Please advise by the end of the day whether you object to this request, so that I may include the information in my motion.

Thank you for your time.


About three hours later she sent this:

“I am sorry to hear about your health issues and your mother-in-law. Prayers for your family.”

Nothing about taking an extra day to get back to her on her request for a stipulation.

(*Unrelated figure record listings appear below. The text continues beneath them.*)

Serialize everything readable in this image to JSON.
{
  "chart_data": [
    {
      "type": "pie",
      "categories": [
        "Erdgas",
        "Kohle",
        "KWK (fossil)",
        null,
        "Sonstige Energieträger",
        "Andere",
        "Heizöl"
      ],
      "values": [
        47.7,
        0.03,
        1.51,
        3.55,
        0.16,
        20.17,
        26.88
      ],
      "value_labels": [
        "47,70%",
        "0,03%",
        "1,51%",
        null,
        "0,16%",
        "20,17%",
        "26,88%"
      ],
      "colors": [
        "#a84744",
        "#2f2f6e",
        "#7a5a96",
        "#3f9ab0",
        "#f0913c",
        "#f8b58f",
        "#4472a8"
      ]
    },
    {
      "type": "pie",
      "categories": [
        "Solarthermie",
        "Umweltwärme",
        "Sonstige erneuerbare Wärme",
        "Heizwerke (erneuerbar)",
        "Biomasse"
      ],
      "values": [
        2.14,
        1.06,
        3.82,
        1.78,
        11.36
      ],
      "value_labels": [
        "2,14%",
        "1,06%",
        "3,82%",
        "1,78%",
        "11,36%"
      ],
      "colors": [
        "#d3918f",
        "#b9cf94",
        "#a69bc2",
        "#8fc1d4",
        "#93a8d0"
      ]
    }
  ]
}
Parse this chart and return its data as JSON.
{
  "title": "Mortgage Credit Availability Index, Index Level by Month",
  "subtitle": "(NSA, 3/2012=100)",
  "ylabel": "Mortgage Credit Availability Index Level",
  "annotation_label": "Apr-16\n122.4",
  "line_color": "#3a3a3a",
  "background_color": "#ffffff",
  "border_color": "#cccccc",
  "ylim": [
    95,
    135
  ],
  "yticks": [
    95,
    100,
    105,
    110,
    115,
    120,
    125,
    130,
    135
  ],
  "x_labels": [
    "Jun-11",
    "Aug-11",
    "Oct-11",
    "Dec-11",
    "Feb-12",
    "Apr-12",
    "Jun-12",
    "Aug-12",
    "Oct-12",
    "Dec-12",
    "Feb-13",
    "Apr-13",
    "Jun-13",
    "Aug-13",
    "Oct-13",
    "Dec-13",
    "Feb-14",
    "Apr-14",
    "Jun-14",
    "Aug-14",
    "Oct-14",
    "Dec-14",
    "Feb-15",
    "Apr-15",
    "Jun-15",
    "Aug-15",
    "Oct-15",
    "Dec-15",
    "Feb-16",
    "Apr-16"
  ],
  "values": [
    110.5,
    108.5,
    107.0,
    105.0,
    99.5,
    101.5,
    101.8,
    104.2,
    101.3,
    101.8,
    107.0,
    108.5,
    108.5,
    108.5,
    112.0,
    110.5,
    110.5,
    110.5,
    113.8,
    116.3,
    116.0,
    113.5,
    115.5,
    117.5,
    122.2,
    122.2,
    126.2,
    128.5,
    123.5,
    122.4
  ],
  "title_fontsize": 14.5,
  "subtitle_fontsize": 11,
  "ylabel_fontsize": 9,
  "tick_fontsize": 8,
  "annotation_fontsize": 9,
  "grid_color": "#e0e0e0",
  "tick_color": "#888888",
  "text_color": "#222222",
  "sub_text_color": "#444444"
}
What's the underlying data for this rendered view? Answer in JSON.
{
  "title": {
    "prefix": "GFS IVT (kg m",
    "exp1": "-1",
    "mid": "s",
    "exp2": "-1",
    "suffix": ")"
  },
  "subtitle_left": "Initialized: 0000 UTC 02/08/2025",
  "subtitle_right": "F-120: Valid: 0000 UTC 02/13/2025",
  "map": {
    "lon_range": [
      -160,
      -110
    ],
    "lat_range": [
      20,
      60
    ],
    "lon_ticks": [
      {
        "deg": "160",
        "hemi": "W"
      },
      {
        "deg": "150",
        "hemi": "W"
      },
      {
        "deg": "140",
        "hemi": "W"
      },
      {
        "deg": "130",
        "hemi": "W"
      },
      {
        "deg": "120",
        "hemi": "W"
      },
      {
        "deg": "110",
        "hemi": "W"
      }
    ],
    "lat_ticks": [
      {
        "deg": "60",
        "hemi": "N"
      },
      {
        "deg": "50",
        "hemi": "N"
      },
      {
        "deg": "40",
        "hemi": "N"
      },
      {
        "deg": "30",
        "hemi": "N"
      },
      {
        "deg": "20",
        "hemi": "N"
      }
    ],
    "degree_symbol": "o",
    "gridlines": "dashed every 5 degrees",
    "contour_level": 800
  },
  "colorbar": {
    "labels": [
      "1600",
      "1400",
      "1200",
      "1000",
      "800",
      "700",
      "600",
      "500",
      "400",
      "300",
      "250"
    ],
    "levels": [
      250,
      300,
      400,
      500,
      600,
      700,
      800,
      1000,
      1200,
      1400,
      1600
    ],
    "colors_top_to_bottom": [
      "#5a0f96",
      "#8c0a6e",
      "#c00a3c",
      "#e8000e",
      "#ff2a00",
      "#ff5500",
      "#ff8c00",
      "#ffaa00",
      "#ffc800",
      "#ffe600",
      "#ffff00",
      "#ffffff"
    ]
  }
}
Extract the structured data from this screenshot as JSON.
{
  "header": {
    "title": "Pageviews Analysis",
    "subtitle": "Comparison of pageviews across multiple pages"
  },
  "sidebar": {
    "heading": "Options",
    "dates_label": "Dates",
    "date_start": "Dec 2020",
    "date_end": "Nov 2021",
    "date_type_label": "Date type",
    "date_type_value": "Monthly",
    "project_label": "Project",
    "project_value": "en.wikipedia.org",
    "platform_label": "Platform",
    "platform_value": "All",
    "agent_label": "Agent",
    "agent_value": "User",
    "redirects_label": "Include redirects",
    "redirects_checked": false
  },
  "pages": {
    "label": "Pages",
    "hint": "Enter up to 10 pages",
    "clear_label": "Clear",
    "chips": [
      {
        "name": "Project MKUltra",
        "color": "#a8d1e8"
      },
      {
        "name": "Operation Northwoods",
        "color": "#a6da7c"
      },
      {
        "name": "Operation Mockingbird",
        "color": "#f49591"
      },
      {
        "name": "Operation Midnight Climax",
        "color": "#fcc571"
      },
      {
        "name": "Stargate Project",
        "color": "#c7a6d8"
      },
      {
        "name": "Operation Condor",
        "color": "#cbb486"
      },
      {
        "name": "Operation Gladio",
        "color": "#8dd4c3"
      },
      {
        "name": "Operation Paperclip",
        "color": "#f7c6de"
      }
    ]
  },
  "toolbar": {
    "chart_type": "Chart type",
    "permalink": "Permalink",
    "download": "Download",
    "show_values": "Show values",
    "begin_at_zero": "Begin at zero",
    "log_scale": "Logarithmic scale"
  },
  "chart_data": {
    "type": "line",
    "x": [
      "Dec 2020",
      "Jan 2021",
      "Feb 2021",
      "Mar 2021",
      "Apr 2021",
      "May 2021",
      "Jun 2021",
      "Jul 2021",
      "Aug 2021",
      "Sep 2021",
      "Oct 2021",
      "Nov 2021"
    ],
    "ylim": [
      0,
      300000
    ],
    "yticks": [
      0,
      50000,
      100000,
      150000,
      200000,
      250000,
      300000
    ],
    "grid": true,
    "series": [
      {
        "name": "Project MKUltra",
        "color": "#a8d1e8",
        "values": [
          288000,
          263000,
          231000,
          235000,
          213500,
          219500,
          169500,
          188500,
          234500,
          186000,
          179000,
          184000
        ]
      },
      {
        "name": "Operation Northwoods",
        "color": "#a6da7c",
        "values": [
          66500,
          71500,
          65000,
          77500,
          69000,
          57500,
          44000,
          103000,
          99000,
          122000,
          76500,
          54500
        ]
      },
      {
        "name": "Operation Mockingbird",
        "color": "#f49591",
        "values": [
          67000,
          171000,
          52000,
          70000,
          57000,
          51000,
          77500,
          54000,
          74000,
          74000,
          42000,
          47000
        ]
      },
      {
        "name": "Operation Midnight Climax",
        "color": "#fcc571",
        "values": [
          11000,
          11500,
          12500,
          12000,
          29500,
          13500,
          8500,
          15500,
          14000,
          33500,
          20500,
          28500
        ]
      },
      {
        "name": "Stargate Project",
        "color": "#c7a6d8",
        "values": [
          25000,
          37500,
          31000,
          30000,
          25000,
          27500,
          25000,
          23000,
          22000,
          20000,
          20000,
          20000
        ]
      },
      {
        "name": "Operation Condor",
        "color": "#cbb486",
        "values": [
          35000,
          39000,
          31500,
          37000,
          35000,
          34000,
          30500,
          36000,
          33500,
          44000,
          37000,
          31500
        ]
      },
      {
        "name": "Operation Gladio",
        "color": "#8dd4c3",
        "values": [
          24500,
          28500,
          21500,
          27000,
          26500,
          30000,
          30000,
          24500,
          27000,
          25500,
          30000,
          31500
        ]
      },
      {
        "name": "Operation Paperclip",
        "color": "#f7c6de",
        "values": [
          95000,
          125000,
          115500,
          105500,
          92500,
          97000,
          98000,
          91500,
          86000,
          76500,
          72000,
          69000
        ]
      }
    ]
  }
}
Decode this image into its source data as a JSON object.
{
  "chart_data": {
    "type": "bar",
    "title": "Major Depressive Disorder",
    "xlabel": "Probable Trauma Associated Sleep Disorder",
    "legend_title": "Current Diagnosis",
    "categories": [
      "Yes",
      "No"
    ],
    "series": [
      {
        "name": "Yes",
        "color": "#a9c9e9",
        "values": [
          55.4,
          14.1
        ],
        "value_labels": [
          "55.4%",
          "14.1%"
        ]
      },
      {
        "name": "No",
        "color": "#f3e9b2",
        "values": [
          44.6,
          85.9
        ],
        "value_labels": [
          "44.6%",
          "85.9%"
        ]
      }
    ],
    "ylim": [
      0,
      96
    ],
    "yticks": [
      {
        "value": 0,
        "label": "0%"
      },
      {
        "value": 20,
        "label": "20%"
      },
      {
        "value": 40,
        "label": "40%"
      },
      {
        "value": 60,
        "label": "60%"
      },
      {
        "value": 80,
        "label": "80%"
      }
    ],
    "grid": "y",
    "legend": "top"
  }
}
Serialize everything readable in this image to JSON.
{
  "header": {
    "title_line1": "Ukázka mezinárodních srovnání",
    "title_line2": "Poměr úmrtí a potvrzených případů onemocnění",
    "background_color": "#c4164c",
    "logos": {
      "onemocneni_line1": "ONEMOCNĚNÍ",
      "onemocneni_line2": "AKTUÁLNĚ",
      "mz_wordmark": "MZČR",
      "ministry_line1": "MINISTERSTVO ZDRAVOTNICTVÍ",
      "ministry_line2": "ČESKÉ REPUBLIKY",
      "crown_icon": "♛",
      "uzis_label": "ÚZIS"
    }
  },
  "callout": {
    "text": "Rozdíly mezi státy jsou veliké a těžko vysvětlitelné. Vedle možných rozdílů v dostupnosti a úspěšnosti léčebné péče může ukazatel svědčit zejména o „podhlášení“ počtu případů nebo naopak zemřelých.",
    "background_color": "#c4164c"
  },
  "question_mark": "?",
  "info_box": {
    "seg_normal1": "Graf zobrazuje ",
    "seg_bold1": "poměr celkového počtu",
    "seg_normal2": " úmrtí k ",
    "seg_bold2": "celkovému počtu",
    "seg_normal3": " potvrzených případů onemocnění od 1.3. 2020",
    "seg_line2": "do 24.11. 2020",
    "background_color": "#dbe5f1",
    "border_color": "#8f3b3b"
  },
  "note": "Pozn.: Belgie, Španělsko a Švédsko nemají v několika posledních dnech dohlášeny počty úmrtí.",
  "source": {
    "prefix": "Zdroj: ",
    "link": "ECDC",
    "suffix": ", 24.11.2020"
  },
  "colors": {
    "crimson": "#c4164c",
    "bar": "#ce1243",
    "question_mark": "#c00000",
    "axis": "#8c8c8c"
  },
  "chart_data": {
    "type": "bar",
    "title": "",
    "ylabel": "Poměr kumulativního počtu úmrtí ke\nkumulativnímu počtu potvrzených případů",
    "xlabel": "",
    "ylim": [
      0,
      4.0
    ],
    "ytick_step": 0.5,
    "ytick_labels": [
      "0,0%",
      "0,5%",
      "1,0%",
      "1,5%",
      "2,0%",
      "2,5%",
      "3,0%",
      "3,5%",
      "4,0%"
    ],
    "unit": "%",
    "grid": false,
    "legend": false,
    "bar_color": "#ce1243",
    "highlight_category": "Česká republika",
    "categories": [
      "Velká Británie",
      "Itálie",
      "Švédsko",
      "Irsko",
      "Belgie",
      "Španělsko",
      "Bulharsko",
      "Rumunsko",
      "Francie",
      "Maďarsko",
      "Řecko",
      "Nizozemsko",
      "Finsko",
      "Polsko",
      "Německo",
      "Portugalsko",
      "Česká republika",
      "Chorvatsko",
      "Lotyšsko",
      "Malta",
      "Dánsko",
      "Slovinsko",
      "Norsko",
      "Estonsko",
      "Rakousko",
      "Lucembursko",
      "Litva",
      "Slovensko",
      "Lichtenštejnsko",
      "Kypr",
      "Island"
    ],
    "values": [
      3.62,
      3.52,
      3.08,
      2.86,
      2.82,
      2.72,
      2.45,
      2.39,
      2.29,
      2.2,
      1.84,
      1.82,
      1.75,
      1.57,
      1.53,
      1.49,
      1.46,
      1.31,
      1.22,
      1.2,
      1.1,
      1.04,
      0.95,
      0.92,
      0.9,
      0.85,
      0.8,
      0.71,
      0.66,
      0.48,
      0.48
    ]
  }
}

But what did I expect. She compared her mother having a broken wrist to my son being poisoned with a potentially deadly two-week-long infusion of Fentanyl, Barbiturates, Lorazepam, Diazepam, and any other pam the staff thought would be fun; catheterized against his will, re-catheterized after he pulled the first tube out, re-catheterized after he pulled the second tube out, starved, dehydrated, tackled, and raped.

Hey, if anyone knows an attorney who is willing to take on doctors at UAMS, my son wants legal representation for his claim at the Claims Commission and for a suit that has not yet been filed against the individuals involved. Many of them have malpractice insurance — which may or may not cover the personal injury claims.

He does not want to be pro se, because damn, revisiting something this vile is like crawling back through shattered glass.